To rephrase less eloquently, if people don’t go to concert halls bring the concert hall to them. Last Friday evening thats just what happened.
You may have been bemused by the appearance of an orchestra in the centre of Birmingham! This was a performance by the Guerilla Orchestra to protest against wide ranging cuts in music education and the cuts to many local arts organisations and music outreach projects who are losing their funding.
‘What the axing of all funding to higher education arts institutes says is that art is not important. What we do is not valid. That music plays no valuable part in this society. Of course this is ludicrous’. Heather Bird (Guerilla-in-cheif)
There were no placards, no banners, no marching, just a positive protest demonstrating exactly what the country could lose with it’s brutal cuts to the arts sector. We were lucky enough to get the backing of Peter Donohoe (an internationally famous pianist) who conducted the orchestra and fully supports the cause.
The GUERILLA ORCHESTRA was the brainchild of Manchester based Bassist Heather Bird who was inspired by a similar protest in Holland where musicians turned up at a train station and performed Mambo from West Side Story. Our orchestra went for a tongue-in-cheek approach and performed the theme tune from Mission Impossible.
Aswell as the motely crew that made up the Guerilla Orchestra in Birmingham – made up of around 40 professional, amateur and student musicians- renegade music groups simultaneously popped up in unexpected places in Liverpool and Manchester.
Many people got involved in GUERILLA ORCHESTRA via a facbook group posted by 2 weeks before the protest.

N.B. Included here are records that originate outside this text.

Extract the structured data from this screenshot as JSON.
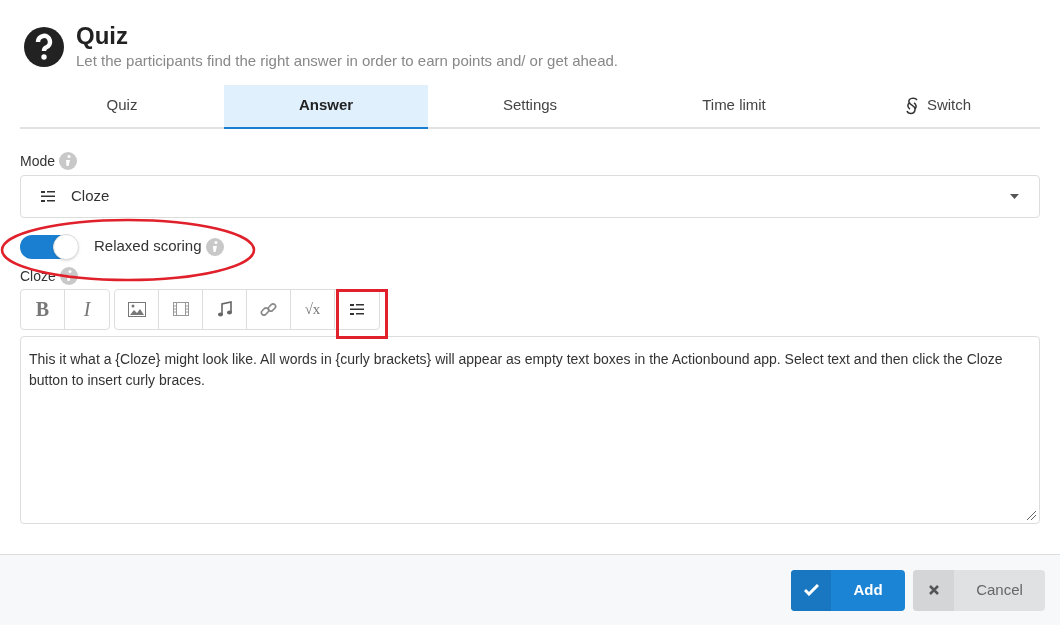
{
  "header": {
    "title": "Quiz",
    "subtitle": "Let the participants find the right answer in order to earn points and/ or get ahead."
  },
  "tabs": [
    {
      "label": "Quiz",
      "selected": false
    },
    {
      "label": "Answer",
      "selected": true
    },
    {
      "label": "Settings",
      "selected": false
    },
    {
      "label": "Time limit",
      "selected": false
    },
    {
      "label": "Switch",
      "selected": false,
      "kind": "switch"
    }
  ],
  "mode": {
    "label": "Mode",
    "value": "Cloze"
  },
  "relaxed_scoring": {
    "label": "Relaxed scoring",
    "on": true
  },
  "cloze": {
    "label": "Cloze",
    "toolbar": [
      [
        {
          "kind": "bold",
          "label": "B"
        },
        {
          "kind": "italic",
          "label": "I"
        }
      ],
      [
        {
          "kind": "image"
        },
        {
          "kind": "film"
        },
        {
          "kind": "music"
        },
        {
          "kind": "link"
        },
        {
          "kind": "formula",
          "label": "√x"
        },
        {
          "kind": "cloze"
        }
      ]
    ],
    "text": "This it what a {Cloze} might look like. All words in {curly brackets} will appear as empty text boxes in the Actionbound app. Select text and then click the Cloze button to insert curly braces."
  },
  "buttons": {
    "add": "Add",
    "cancel": "Cancel"
  }
}
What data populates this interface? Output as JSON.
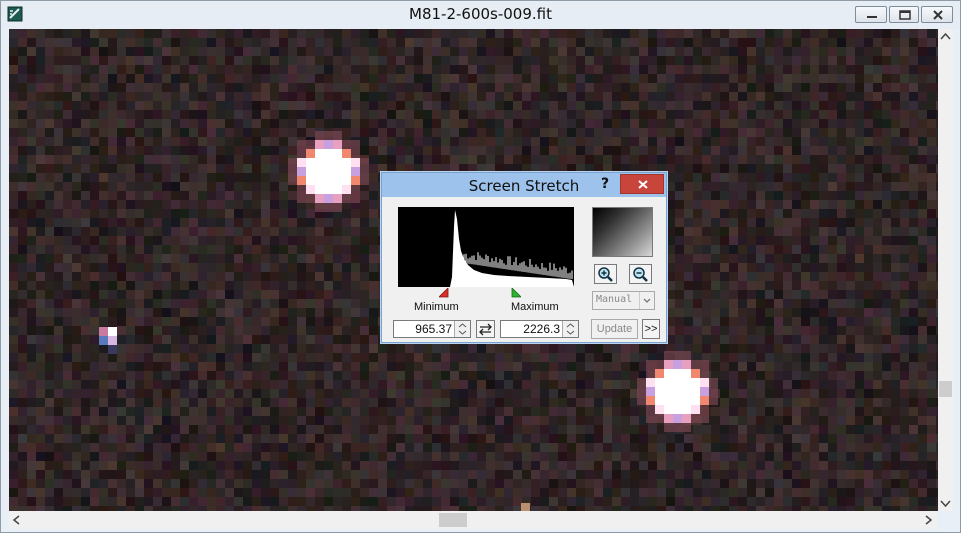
{
  "window": {
    "title": "M81-2-600s-009.fit",
    "icon": "fits-image-icon",
    "controls": [
      "minimize-icon",
      "maximize-icon",
      "close-icon"
    ]
  },
  "dialog": {
    "title": "Screen Stretch",
    "help_label": "?",
    "minimum_label": "Minimum",
    "maximum_label": "Maximum",
    "minimum_value": "965.37",
    "maximum_value": "2226.3",
    "mode_value": "Manual",
    "update_label": "Update",
    "more_label": ">>",
    "icons": [
      "zoom-in-icon",
      "zoom-out-icon",
      "swap-icon",
      "close-icon"
    ],
    "colors": {
      "titlebar": "#9dc3ec",
      "close": "#c7453b",
      "min_marker": "#d9302a",
      "max_marker": "#2fb22f"
    }
  }
}
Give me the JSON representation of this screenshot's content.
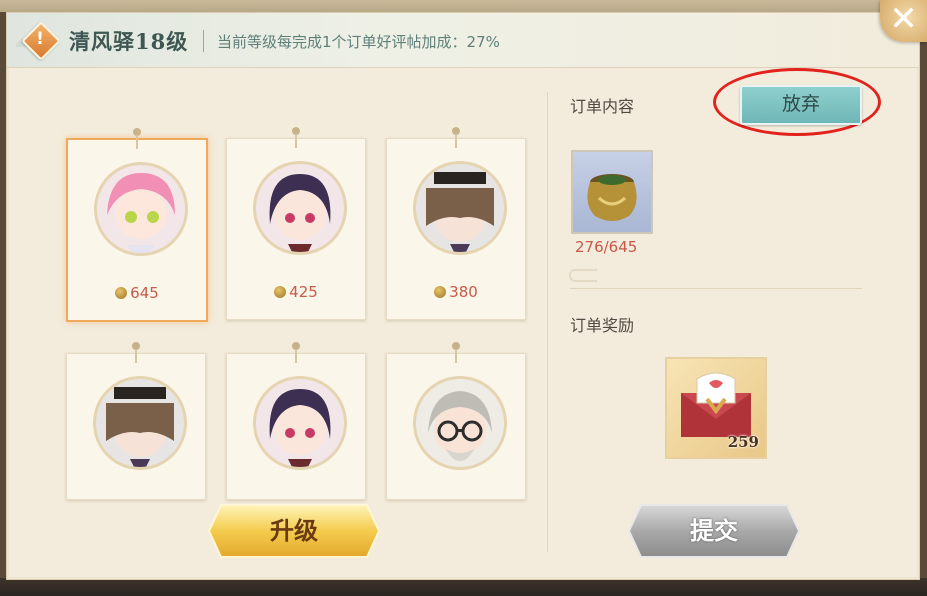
{
  "header": {
    "title": "清风驿18级",
    "description": "当前等级每完成1个订单好评帖加成：27%"
  },
  "close_icon": "close-icon",
  "cards": [
    {
      "name": "pink-haired-girl",
      "price": "645",
      "selected": true
    },
    {
      "name": "dark-haired-girl",
      "price": "425",
      "selected": false
    },
    {
      "name": "hat-man",
      "price": "380",
      "selected": false
    },
    {
      "name": "hat-man-2",
      "price": "",
      "selected": false
    },
    {
      "name": "dark-haired-girl-2",
      "price": "",
      "selected": false
    },
    {
      "name": "old-man-glasses",
      "price": "",
      "selected": false
    }
  ],
  "buttons": {
    "upgrade": "升级",
    "submit": "提交",
    "abandon": "放弃"
  },
  "order": {
    "content_label": "订单内容",
    "item_progress": "276/645",
    "reward_label": "订单奖励",
    "reward_count": "259"
  }
}
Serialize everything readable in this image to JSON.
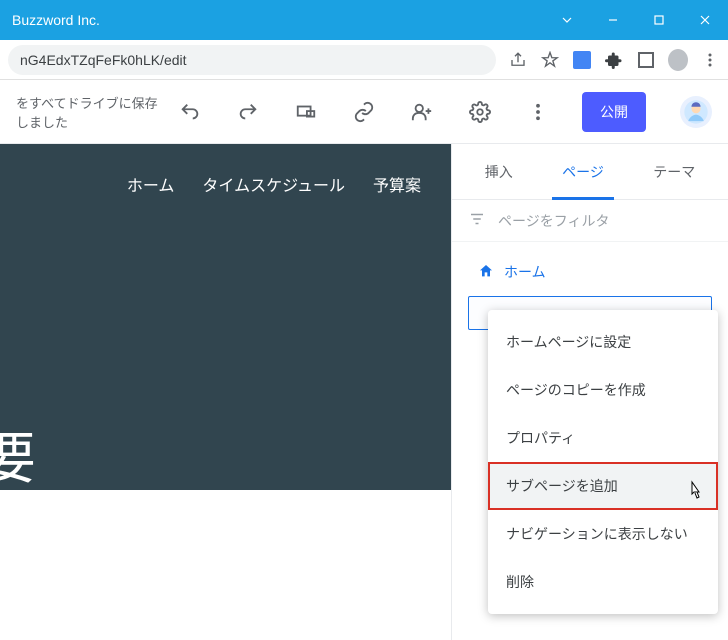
{
  "window": {
    "title": "Buzzword Inc."
  },
  "url": {
    "value": "nG4EdxTZqFeFk0hLK/edit"
  },
  "toolbar": {
    "save_status": "をすべてドライブに保存しました",
    "publish_label": "公開"
  },
  "canvas": {
    "nav": [
      "ホーム",
      "タイムスケジュール",
      "予算案"
    ],
    "title": "要"
  },
  "tabs": {
    "insert": "挿入",
    "pages": "ページ",
    "theme": "テーマ",
    "active": "pages"
  },
  "filter": {
    "placeholder": "ページをフィルタ"
  },
  "pages": {
    "home": "ホーム"
  },
  "context_menu": {
    "items": [
      "ホームページに設定",
      "ページのコピーを作成",
      "プロパティ",
      "サブページを追加",
      "ナビゲーションに表示しない",
      "削除"
    ],
    "highlighted_index": 3
  }
}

Since the event GUERILLA ORCHETRA has gone global with interviews in The Strad – featuring arts based activism in Holland, Italy and UK, and Financial Times and an interview in the National newspaper of the United Arab Emirates.
A “phase two” GUERILLA ORCHESTRA plan is afoot, so watch out for more spontaneous musical performances in your town centres and shopping malls.
And why not? It’s about time classical musicians brought their wares into public spaces whether it’s to protest about government policy or simply to allow the public to experience the music in a more familiar, if unexpected context.